Last week I took an essential business trip to Colorado, which resulted in my booking a room at a well-known national hotel chain. As I approached the hotel I saw there were no cars in the parking lot. The place, which had only opened in the past six months, was a complete ghost town. My first inclination was to assume the booking website had made an error in allowing the reservation, but I saw an operating TV in the lobby area so I walked up to the door. The automatic door opened, revealing the completely empty lobby. I rang the bell, wandered around, even called the front desk and watched as the phone rang continuously with no one arriving to answer it. I concluded that the place was in fact vacant.

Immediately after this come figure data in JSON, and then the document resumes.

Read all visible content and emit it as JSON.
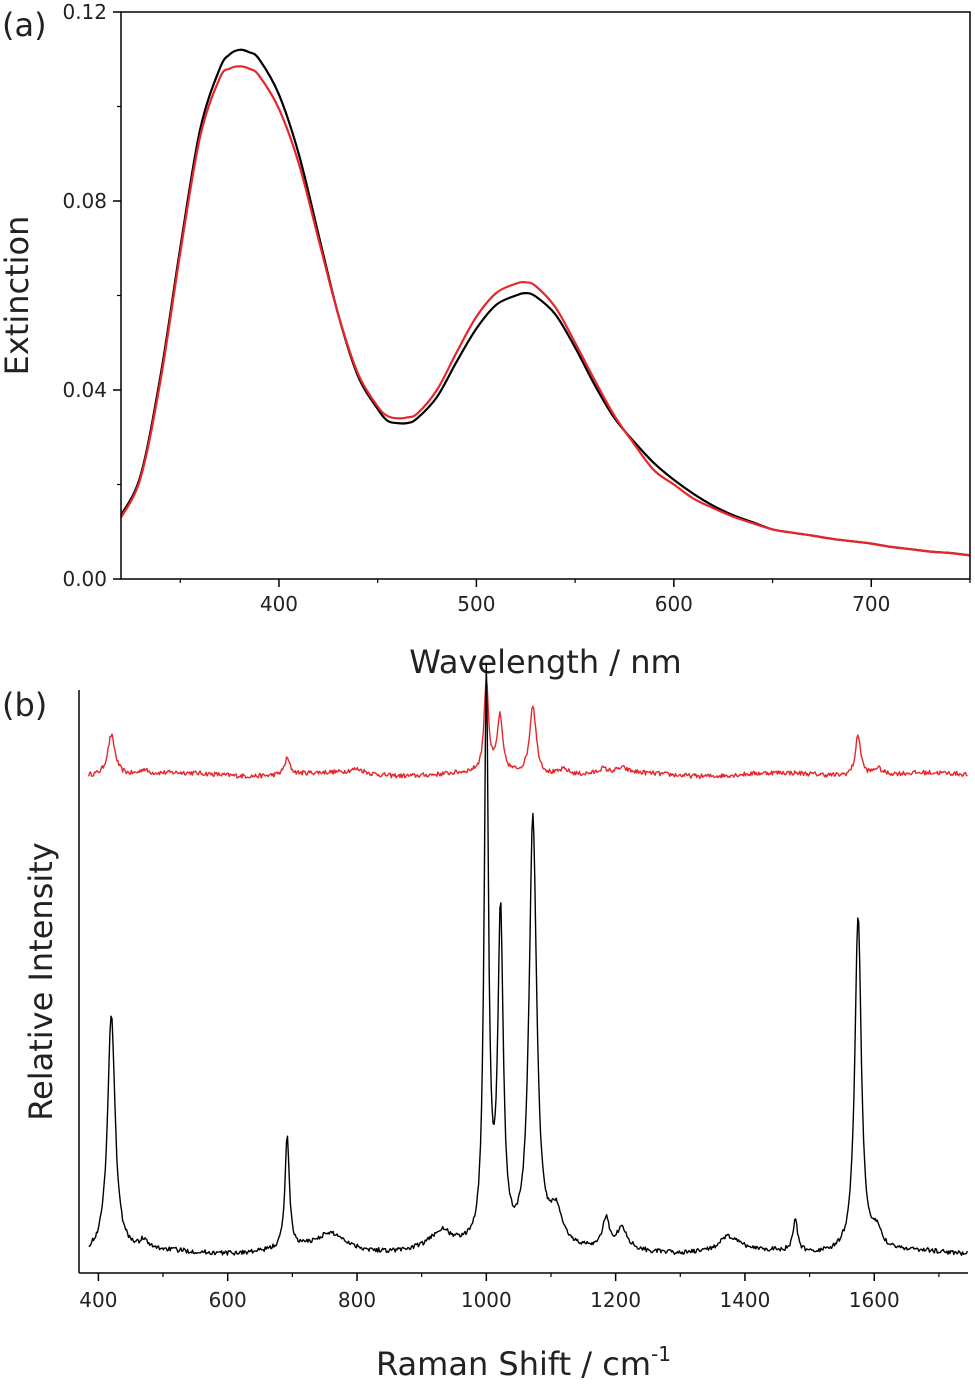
{
  "chart_data": [
    {
      "panel_label": "(a)",
      "type": "line",
      "title": "",
      "xlabel": "Wavelength / nm",
      "ylabel": "Extinction",
      "xlim": [
        320,
        750
      ],
      "ylim": [
        0,
        0.12
      ],
      "x_ticks": [
        400,
        500,
        600,
        700
      ],
      "y_ticks": [
        0.0,
        0.04,
        0.08,
        0.12
      ],
      "x_tick_labels": [
        "400",
        "500",
        "600",
        "700"
      ],
      "y_tick_labels": [
        "0.00",
        "0.04",
        "0.08",
        "0.12"
      ],
      "grid": false,
      "series": [
        {
          "color": "#000000",
          "x": [
            320,
            330,
            340,
            350,
            360,
            370,
            375,
            380,
            385,
            390,
            400,
            410,
            420,
            430,
            440,
            450,
            455,
            460,
            465,
            470,
            480,
            490,
            500,
            510,
            520,
            525,
            530,
            540,
            550,
            560,
            570,
            580,
            590,
            600,
            610,
            620,
            630,
            640,
            650,
            660,
            670,
            680,
            690,
            700,
            710,
            720,
            730,
            740,
            750
          ],
          "y": [
            0.0135,
            0.022,
            0.043,
            0.07,
            0.095,
            0.108,
            0.111,
            0.112,
            0.1115,
            0.11,
            0.1025,
            0.09,
            0.073,
            0.056,
            0.043,
            0.036,
            0.0335,
            0.033,
            0.033,
            0.034,
            0.0385,
            0.046,
            0.053,
            0.058,
            0.06,
            0.0605,
            0.0598,
            0.056,
            0.049,
            0.041,
            0.034,
            0.029,
            0.0245,
            0.021,
            0.018,
            0.0155,
            0.0135,
            0.012,
            0.0105,
            0.0098,
            0.0092,
            0.0085,
            0.008,
            0.0075,
            0.0068,
            0.0063,
            0.0058,
            0.0055,
            0.005
          ]
        },
        {
          "color": "#e8262a",
          "x": [
            320,
            330,
            340,
            350,
            360,
            370,
            375,
            380,
            385,
            390,
            400,
            410,
            420,
            430,
            440,
            450,
            455,
            460,
            465,
            470,
            480,
            490,
            500,
            510,
            520,
            525,
            530,
            540,
            550,
            560,
            570,
            580,
            590,
            600,
            610,
            620,
            630,
            640,
            650,
            660,
            670,
            680,
            690,
            700,
            710,
            720,
            730,
            740,
            750
          ],
          "y": [
            0.013,
            0.0215,
            0.042,
            0.069,
            0.0935,
            0.106,
            0.108,
            0.1085,
            0.108,
            0.1065,
            0.0995,
            0.088,
            0.072,
            0.056,
            0.0435,
            0.0365,
            0.0345,
            0.034,
            0.0342,
            0.035,
            0.04,
            0.048,
            0.0555,
            0.0605,
            0.0625,
            0.0628,
            0.062,
            0.0575,
            0.05,
            0.042,
            0.0345,
            0.0285,
            0.023,
            0.02,
            0.017,
            0.015,
            0.0132,
            0.0118,
            0.0105,
            0.0098,
            0.0092,
            0.0085,
            0.008,
            0.0075,
            0.0068,
            0.0063,
            0.0058,
            0.0055,
            0.005
          ]
        }
      ]
    },
    {
      "panel_label": "(b)",
      "type": "line",
      "title": "",
      "xlabel": "Raman Shift / cm",
      "xlabel_sup": "-1",
      "ylabel": "Relative Intensity",
      "xlim": [
        370,
        1745
      ],
      "ylim": [
        0,
        1
      ],
      "x_ticks": [
        400,
        600,
        800,
        1000,
        1200,
        1400,
        1600
      ],
      "x_tick_labels": [
        "400",
        "600",
        "800",
        "1000",
        "1200",
        "1400",
        "1600"
      ],
      "y_ticks_shown": false,
      "grid": false,
      "series": [
        {
          "color": "#e8262a",
          "offset": 0.855,
          "start": 385,
          "peaks": [
            [
              420,
              0.07,
              7
            ],
            [
              470,
              0.008,
              6
            ],
            [
              692,
              0.028,
              5
            ],
            [
              800,
              0.008,
              15
            ],
            [
              1000,
              0.16,
              4
            ],
            [
              1021,
              0.095,
              5
            ],
            [
              1072,
              0.12,
              6
            ],
            [
              1120,
              0.01,
              10
            ],
            [
              1180,
              0.008,
              8
            ],
            [
              1210,
              0.008,
              10
            ],
            [
              1575,
              0.07,
              5
            ],
            [
              1605,
              0.012,
              8
            ]
          ]
        },
        {
          "color": "#000000",
          "offset": 0.035,
          "start": 385,
          "peaks": [
            [
              420,
              0.41,
              7
            ],
            [
              470,
              0.015,
              6
            ],
            [
              692,
              0.195,
              4
            ],
            [
              760,
              0.03,
              30
            ],
            [
              930,
              0.03,
              20
            ],
            [
              1000,
              0.97,
              4
            ],
            [
              1022,
              0.56,
              5
            ],
            [
              1072,
              0.74,
              7
            ],
            [
              1108,
              0.06,
              12
            ],
            [
              1185,
              0.05,
              6
            ],
            [
              1210,
              0.035,
              10
            ],
            [
              1375,
              0.025,
              18
            ],
            [
              1478,
              0.055,
              4
            ],
            [
              1575,
              0.58,
              6
            ],
            [
              1605,
              0.03,
              8
            ]
          ]
        }
      ]
    }
  ]
}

Not willing to give up I opened my phone app for this chain and proceeded to check in online, even receiving a digital key for my assigned room. Now it was really starting to feel eerie. But with key in hand I grabbed my day pack and went to find my room. Suddenly, an out-of-breath young women came out of the stairway, apologized for her long delay, and asked if she could help me. She said she had been upstairs cleaning a room and that she was in fact the only employee, and only other person, on the premises.
When I returned for sleep later that night there was just one other car in the parking lot. It was a strange feeling staying in this 250 room hotel. The next morning I looked out my window at another empty hotel across the street. It was a local family brand, also clearly struggling and with an uncertain future.
When I told my story to a friend he commented that he was glad he didn’t own stock in that hotel chain. As I pondered his comment the following thoughts came to mind. 1 – The current crisis has devastated the travel and leisure industry. 2 – The crisis will end. 3 – The best capitalized companies are most likely to survive at the expense of weaker competitors. 4 – If I can find those survivors this could be a great investing opportunity.
Investors want to buy low and sell high, right? What could possibly be lower than a completely empty hotel? So long as it is ultimately able to stay in business, I estimated this was actually a great time to take a serious look at its stock. Using this same investing theory there are many other areas of the economy to consider as well. Many businesses from energy to manufacturing and even healthcare, are operating at or near the bottom of their capabilities, and yet they provide products and services that the world needs. Look around those industries and find the players you believe have the staying power to be the survivor when this is over and you may find that today offers some of the best investing opportunities you have ever seen.